Moreover, the budget acknowledges the importance of sustainable practices by creating an Energy & Electrification Manager within the Department of Public Works. This key position will oversee energy improvement projects at county facilities, aligning Ulster County with environmentally conscious initiatives.


Recognizing the value of a skilled and empowered workforce, the budget establishes a robust training program for employees and introduces the Ulster County Leadership Academy. This academy will cater to emerging leaders within the county workforce, fostering professional development and ensuring the continuity of effective leadership.


The 2024 Operating Budget includes additional expected revenues from an increase in the occupancy tax, which is levied on hotel, motel, and short-term rental stays within the County. Earlier this year, the County Executive recommended to the County Legislature to increase the County’s occupancy tax from 2% to 4%, which is comparable to surrounding counties, and still lower than neighboring Dutchess County’s occupancy tax which is 5%. The 2024 Operating Budget seeks to dedicate 25% of annual revenues from the new occupancy tax to the Housing Action Fund, and 25% of annual revenues to the UCAT system. 


The 2024 Executive Budget submitted in October included additional priorities of the County Executive that involve making improvements to County buildings and constructing new facilities to enhance public safety, increase public access to services, and decrease long-term operational costs while lowering emissions.
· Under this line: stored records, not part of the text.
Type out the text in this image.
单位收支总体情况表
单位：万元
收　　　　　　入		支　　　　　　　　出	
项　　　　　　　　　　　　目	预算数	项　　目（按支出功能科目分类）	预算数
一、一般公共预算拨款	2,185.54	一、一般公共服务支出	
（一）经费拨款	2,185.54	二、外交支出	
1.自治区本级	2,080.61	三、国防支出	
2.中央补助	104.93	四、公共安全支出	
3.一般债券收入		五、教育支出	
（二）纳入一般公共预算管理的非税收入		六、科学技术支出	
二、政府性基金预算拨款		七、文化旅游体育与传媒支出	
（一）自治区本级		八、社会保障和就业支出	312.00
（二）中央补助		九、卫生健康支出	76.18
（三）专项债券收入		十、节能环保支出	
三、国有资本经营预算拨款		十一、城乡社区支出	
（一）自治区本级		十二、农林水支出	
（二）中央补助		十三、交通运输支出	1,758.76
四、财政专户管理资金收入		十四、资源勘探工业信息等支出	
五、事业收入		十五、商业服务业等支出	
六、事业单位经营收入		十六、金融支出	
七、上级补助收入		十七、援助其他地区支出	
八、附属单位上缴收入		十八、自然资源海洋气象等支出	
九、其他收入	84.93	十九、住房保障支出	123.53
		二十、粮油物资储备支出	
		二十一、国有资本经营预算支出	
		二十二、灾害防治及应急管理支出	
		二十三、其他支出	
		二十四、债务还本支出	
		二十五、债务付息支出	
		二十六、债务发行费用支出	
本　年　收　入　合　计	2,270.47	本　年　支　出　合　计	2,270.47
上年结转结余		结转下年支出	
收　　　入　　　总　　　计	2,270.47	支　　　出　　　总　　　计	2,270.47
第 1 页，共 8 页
These capital improvements include dedicating $18M to a Government Operations Center capital reserve fund that will cut bonding costs for the facility in half and creating a Decarbonization Capital Reserve fund to be used to transition County facilities away from expensive and climate-damaging fossil fuel systems like oil and gas. These new capital reserves are expected to be considered at the December 18 meeting of the County Legislature.